People don’t realize that with their smart phones they are in essence carrying around a computer, or a computer’s worth of information. With email and Internet access there is a lot more than your naughty texts and pics that can be perused if someone gets their hands on your phone. You might fail to realize what a serious security breach it really is when you lose your smart phone these days because of the nature of the information we now store on them.

It used to be that all you had to do was report a phone stolen or insure it, fill out a stoken form online and replace it with a new one within a matter of days.  Nowadays it’s a bit more complicated because the smart phones are storing your personal information and a lot of it. Someone could have a field day with your blackberry or iPhone. They could access your social networks if you’re auto logged in, your emails, texts and files, applications and Internet favorites among other things. You could get stalked, spammed, followed or even obsessed over.  Someone could ogle your pictures or show up at your doorstep.  They could harass you by phone or even do some emotional damage with your contact list.  Plus, you could get financially ripped off by an identity thief.

Let’s say you use online banking and have Internet access with your banking account tabbed in your Internet favorites and the login name and password memorized by word completion. All the theif has to do is log in to get your bank balance and credit card information and could even use that data to make online orders or apply for credit. Leaving your phone sitting around is tantamount to leaving money out on the table. People might be tempted to snoop or even steal from you in this economy.

Protect your privacy

Smart phone snooping can range from having a nosy girlfriend or boyfriend snooping into your emails, texts and where you’ve been visiting online, to outright theft. If you ever wanted your significant other to find out that you’ve creating an Internet dating profile posing as single, leaving your smart phone sitting around while you’re in the shower or the yard is the way they will discover it.

Experts recommend that you password protect your mobile device. Avoid exposing personal information to someone who could potentially use it to verify that they are you. Also be very careful of the apps that you download. Only download commonly used apps that are safe such as iTunes and so forth. When you are using Wifi away from home be careful of the information you are passing.

Unsecured networks can be easily tapped into and eavesdropped by even teenagers with rudimentary electronic surveillance knowledge. Some apps are viruses meant to harm your computer and smart phone files and structure. Others however, are meant to silently fish for information. Keep abreast of your billing statements for credit cards and other services to make sure there aren’t any surprise transactions occurring. Don’t store your bank pin or personal information in a My Passwords file under My Documents.
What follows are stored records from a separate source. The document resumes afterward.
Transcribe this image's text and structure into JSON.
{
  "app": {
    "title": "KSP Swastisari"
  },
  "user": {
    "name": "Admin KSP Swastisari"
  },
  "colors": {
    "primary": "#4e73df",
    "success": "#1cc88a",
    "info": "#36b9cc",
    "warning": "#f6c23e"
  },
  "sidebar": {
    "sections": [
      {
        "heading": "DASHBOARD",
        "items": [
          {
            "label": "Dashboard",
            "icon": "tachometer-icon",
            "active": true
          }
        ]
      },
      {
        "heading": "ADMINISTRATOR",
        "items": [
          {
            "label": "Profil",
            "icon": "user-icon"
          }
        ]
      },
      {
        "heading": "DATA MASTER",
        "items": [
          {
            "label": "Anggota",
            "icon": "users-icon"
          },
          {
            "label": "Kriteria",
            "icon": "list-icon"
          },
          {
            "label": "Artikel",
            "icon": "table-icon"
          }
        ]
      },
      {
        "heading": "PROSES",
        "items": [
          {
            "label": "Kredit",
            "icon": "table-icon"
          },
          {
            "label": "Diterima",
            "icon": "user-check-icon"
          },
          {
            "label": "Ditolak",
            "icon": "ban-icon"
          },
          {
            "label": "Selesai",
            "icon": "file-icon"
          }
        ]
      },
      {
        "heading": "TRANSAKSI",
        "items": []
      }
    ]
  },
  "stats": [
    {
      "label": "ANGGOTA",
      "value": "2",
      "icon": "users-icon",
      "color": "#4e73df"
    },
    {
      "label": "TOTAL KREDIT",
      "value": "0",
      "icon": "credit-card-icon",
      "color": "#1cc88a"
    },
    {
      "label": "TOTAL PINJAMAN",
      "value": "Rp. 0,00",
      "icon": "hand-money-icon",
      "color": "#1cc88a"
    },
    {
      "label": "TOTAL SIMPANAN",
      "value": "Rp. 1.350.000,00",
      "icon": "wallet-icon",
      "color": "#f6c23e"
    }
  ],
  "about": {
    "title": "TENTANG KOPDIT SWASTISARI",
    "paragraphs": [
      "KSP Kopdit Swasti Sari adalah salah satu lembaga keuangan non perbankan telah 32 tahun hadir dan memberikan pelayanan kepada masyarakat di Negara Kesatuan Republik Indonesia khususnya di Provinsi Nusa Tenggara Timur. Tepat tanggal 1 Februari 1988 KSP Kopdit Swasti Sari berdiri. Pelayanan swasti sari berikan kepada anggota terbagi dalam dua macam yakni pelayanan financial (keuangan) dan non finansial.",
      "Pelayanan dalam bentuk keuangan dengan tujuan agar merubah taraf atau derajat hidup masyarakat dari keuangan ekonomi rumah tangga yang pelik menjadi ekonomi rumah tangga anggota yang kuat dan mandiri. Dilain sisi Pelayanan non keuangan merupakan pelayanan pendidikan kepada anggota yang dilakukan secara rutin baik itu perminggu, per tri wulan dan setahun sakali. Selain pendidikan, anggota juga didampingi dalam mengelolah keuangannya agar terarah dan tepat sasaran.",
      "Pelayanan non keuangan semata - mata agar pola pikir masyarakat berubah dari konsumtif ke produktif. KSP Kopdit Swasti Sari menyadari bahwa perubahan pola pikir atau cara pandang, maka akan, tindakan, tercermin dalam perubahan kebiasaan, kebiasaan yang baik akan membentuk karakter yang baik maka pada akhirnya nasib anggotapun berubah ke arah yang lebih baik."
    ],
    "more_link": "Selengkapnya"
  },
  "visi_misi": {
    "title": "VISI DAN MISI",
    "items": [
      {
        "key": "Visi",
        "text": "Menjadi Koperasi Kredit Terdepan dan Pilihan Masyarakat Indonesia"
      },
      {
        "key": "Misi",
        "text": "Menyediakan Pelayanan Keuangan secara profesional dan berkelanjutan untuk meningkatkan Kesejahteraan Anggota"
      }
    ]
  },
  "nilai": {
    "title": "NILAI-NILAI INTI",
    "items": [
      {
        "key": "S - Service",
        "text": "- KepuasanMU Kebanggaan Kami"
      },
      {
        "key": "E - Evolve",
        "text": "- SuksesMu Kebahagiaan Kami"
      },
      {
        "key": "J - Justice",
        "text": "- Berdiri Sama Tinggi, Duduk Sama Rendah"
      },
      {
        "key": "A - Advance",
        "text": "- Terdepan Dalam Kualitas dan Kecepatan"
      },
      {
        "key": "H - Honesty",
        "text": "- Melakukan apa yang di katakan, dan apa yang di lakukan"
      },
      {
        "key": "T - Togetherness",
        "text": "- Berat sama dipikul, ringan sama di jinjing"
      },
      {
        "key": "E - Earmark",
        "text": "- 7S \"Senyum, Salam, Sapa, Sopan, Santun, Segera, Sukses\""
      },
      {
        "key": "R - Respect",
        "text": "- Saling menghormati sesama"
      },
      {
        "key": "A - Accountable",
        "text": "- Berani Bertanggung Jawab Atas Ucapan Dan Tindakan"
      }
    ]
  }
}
Such simple and obviously placed notes to yourself to remember passwords could come back to haunt you.

If you are leaving your phone sitting around you don’t want to remain auto logged in to your social networks with login and passwords conveniently remembered. Someone picking up your phone can simply start surfing all of your accounts that are accessible. If you have compromising photographs or other private content that too can be snooped by a voyeur who gets their hands on your phone.

You’ve been snooped

If you feel like your personal information has been compromised you can place a 90 day warning flag on your own credit. Check with your credit card company as they can usually refer you to a safe site where you can run a credit check on yourself. These are free once per year just be sure to call in to your banks customer service and use the credit site that your bank recommends. If you’ve been robbed you can spend the money to join a credit monitoring service which will send you alerts every time something happens with your credit or an application is filed.

Whether its your private emails or very personal social and even intimate exchanges, or your banking and financial information, take care.  An inquisitive spouse, girlfriend, boyfriend, or crook can really make a big mess out of gaining access to your personal information. Think of your cell phone getting stolen as similar to being in a car accident. You don’t want your smart phone data stolen, snooped or breached by anyone. After all, who needs that headache?